Joyce Tsai a clinical associate professor in the College of Education, a curator at the Stanley Museum of Art, and director of the Intermedia Research Initiative at the University of Iowa. Her curatorial, pedagogical, and scholarly work addresses questions of technology, politics, and philosophy in modern and contemporary art. She holds an MA in German and Art History and earned her doctorate from the Humanities Center at the Johns Hopkins University. Her book László Moholy-Nagy: Painting after Photography (2018) is the winner of the Phillips Collection Book Prize.
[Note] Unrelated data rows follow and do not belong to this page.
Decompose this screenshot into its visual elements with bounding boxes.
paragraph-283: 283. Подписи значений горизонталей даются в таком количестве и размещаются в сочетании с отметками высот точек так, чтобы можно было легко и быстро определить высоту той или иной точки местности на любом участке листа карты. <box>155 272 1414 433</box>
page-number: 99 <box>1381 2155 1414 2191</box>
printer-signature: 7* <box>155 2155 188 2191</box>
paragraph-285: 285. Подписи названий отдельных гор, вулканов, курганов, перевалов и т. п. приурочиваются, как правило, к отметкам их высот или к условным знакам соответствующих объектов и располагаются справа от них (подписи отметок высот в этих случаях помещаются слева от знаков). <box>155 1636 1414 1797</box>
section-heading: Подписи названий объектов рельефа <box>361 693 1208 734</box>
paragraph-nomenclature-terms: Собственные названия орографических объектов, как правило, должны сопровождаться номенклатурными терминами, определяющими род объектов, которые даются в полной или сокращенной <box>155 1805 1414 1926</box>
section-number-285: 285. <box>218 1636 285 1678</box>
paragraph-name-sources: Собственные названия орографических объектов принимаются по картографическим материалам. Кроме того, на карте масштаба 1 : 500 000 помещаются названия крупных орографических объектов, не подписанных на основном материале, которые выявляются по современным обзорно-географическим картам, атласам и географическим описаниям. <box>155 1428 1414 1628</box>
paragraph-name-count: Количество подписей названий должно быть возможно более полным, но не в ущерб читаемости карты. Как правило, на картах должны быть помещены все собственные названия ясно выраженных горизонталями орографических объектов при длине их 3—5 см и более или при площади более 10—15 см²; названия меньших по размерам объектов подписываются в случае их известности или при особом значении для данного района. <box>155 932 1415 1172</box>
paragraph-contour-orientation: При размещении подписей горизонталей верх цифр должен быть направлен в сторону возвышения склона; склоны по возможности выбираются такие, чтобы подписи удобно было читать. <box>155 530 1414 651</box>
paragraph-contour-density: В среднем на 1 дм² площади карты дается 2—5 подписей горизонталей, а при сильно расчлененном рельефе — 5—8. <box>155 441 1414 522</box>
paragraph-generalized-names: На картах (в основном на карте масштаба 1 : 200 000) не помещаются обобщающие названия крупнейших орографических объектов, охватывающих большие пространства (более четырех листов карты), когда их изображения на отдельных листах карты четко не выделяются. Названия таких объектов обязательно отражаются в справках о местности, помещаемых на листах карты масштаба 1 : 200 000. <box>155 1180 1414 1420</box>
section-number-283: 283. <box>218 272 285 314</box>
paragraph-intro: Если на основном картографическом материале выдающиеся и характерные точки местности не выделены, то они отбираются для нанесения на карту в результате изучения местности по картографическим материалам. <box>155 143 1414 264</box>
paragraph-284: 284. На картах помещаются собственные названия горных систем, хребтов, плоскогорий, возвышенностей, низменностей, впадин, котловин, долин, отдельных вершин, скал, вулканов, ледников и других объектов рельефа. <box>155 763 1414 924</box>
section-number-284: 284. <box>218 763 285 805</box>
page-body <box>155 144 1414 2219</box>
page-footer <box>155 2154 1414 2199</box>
She was guest curator of The Paintings of Moholy-Nagy: Shape of Things to Come (2015) at the Santa Barbara Museum of Art and editor of the catalogue of the same title distributed by Yale University Press. She was recently co-curator of Dada Futures (2018) at the Stanley Museum of Art. Her research has been supported with grants and fellowships from, among others, the Center for Advanced Study in the Visual Arts, the Center for Art and Knowledge at the Phillips Collection, the Dedalus Foundation, and the Fulbright Program.
László Moholy-Nagy and the Epochal Traces of Self-Portraiture
László Moholy-Nagy served as an Austro-Hungarian artillery reconnaissance officer in World War I. That early experience fundamentally shaped his sense of self as a soldier, artist, and participant in civilian life. On the battlefield, he witnessed the destructive powers of new weapons but also learned how technology could extend the reach and scope of the body’s perceptual faculties. In his time off the field, he plied his hand at art and emulated an expressionist style, generating gestures and lines that sought to capture inner rather than external vision. This talk focuses on a few self-portraits executed prior to his arrival as metal workshop form master at the Bauhaus in Weimar as well as one he finished near the end of his life in Chicago in the 1940s. These figurative portraits reveal how Moholy negotiates hand, touch, and vision as carriers of epochal forces in his early and late career. In these drawings, he begins to develop some of his most radical theoretical interventions on art, technology, and society.